Holton has set himself an admirable challenge. He wants to bring together all the recent scholarship on the American Revolution and present it in an engaging, accessible style for the general public. Despite decades of scholarship, including his own, that has challenged triumphalist narratives of the nation’s founding, there are still relatively few mainstream histories that bring all these multiple pieces together. The best of them do not simply summarize what others have said in bits and pieces: They push the scholarship forward by offering a bold new interpretation.
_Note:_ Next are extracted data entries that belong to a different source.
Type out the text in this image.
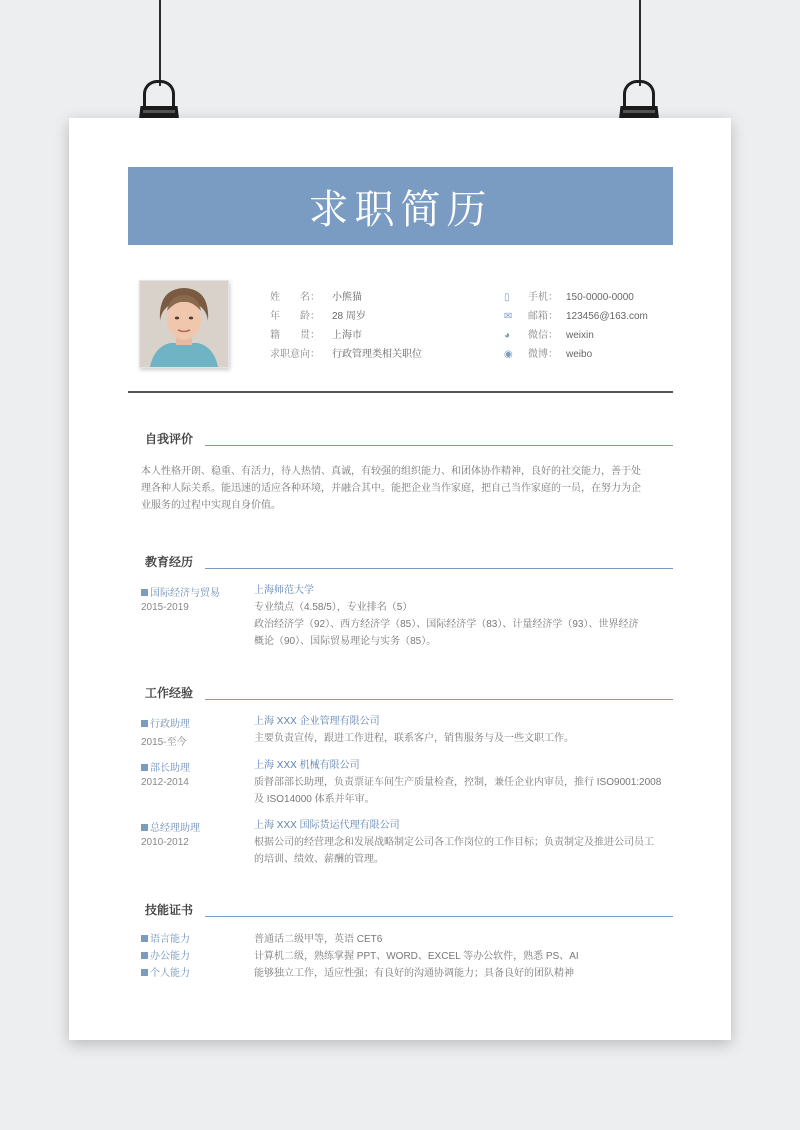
求职简历
姓　　名：	小熊猫
年　　龄：	28 周岁
籍　　贯：	上海市
求职意向：	行政管理类相关职位
▯	手机： 150-0000-0000
✉	邮箱： 123456@163.com
◕	微信： weixin
◉	微博： weibo
自我评价
本人性格开朗、稳重、有活力，待人热情、真诚，有较强的组织能力、和团体协作精神，良好的社交能力，善于处
理各种人际关系。能迅速的适应各种环境，并融合其中。能把企业当作家庭，把自己当作家庭的一员，在努力为企
业服务的过程中实现自身价值。
教育经历
国际经济与贸易
2015-2019
上海师范大学
专业绩点（4.58/5），专业排名（5）
政治经济学（92）、西方经济学（85）、国际经济学（83）、计量经济学（93）、世界经济
概论（90）、国际贸易理论与实务（85）。
工作经验
行政助理
2015-至今
上海 XXX 企业管理有限公司
主要负责宣传，跟进工作进程，联系客户，销售服务与及一些文职工作。
部长助理
2012-2014
上海 XXX 机械有限公司
质督部部长助理，负责票证车间生产质量检查，控制，兼任企业内审员，推行 ISO9001:2008
及 ISO14000 体系并年审。
总经理助理
2010-2012
上海 XXX 国际货运代理有限公司
根据公司的经营理念和发展战略制定公司各工作岗位的工作目标；负责制定及推进公司员工
的培训、绩效、薪酬的管理。
技能证书
语言能力	普通话二级甲等，英语 CET6
办公能力	计算机二级，熟练掌握 PPT、WORD、EXCEL 等办公软件，熟悉 PS、AI
个人能力	能够独立工作，适应性强；有良好的沟通协调能力；具备良好的团队精神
In this regard, Liberty Is Sweet underwhelms. It demonstrates Holton’s enviable grasp of the scholarship and his skill at narrative prose, but it offers no larger argument, only a myriad of smaller rejoinders to popular myths. It is full of interests but no big ideas. One senses that he is giving us a souped-up version of his college lectures rather than a fully thought-through narrative history. Indeed, it is the very familiarity of his story—its conventionality to anyone who has sat through a college U.S. history course in the past few decades—that makes the criticism that Holton received in the run-up to the publication of Liberty Is Sweet both strange and unsurprising.
Strange because his socialist critics
insisted that, based on his Washington Post piece, he was reducing
the revolutionary war to racist backlash in defense of slavery—something that
the book carefully avoids. Socialists should in fact find much to admire in the
attention he gives to the moneyed elite’s attempts to undermine the working
poor’s calls for more freedom. Meanwhile, the scholars who critiqued Holton for
similarly overplaying slavery’s role in the Patriots’ cause will also find a considerably
more complicated tale.
But the vitriol is as also unsurprising. His argument that many white Patriots, especially Southern ones, were partly motivated to break away from Britain in response to acts like Dunmore’s Proclamation would have been, only a few years ago, hardly contested. It is an argument so widely accepted among historians today that, when a writer trots it out in public these days, the best a critic can do is find a minor error or overstatement to undermine its basic truth. In this sense, the intense criticism Holton has already received says far less about the novelty or provocativeness of his arguments than it does about the times in which he is making them. In another era, Liberty Is Sweet would have been an unremarkable book. But these days, it will perhaps inevitably be met with rage.